While the basolateral amygdala (BLA) is critical in the consolidation of emotional memories, mechanisms underlying memory consolidation in this region are not well understood. In the hippocampus, memory consolidation depends upon network signatures termed sharp wave ripples (SWR). These SWRs largely occur during states of awake rest or slow wave sleep and are inversely correlated with cholinergic tone. While high frequency cholinergic stimulation can inhibit SWRs through muscarinic acetylcholine receptors, it is unclear how nicotinic acetylcholine receptors or different cholinergic firing patterns may influence SWR generation.
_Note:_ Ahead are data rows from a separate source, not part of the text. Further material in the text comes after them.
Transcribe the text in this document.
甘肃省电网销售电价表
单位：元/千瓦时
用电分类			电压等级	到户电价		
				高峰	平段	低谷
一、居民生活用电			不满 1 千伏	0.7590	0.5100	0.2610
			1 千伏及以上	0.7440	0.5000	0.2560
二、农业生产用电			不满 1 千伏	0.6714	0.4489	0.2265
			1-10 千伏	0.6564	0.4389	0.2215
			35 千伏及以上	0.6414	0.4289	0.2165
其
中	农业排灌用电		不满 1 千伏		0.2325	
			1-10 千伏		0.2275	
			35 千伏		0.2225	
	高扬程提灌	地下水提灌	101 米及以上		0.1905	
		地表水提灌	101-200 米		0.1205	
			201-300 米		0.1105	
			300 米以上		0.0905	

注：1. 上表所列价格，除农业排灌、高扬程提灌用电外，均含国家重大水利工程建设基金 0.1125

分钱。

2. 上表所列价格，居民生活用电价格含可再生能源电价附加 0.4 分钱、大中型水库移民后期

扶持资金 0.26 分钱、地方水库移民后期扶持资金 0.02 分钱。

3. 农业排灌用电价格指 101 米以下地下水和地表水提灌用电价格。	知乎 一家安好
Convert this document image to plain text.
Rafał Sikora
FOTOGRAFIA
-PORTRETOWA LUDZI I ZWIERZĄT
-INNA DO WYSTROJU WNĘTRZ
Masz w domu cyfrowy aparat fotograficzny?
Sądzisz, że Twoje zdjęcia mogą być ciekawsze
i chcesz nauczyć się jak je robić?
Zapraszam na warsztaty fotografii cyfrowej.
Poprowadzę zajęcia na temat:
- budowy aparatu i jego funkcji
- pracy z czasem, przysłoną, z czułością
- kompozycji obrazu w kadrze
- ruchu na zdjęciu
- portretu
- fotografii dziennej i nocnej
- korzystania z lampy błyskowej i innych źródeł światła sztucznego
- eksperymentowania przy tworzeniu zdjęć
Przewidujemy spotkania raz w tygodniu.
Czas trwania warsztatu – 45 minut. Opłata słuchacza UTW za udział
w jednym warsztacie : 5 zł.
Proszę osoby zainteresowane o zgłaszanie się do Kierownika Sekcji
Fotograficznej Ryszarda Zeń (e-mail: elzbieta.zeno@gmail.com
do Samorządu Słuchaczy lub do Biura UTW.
SWRs are also present in BLA . Interestingly, the BLA receives extremely dense cholinergic inputs, yet the relationship between acetylcholine (ACh) and BLA SWRs is unexplored. Here, using brain slice electrophysiology in male and female mice, we show that brief stimulation of ACh inputs to BLA reliably induces SWRs that resemble those that occur in the BLA . Repeated ACh-SWRs are induced with single pulse stimulation at low, but not higher frequencies. ACh-SWRs are driven by nicotinic receptors which recruit different classes of local interneurons and trigger glutamate release from external inputs. In total, our findings establish a previously undefined mechanism for SWR induction in the brain. They also challenge the previous notion of neuromodulators as purely modulatory agents gating these events but instead reveal these systems can directly instruct SWR induction with temporal precision. Further, these results intriguingly suggest a new role for the nicotinic system in emotional memory consolidation.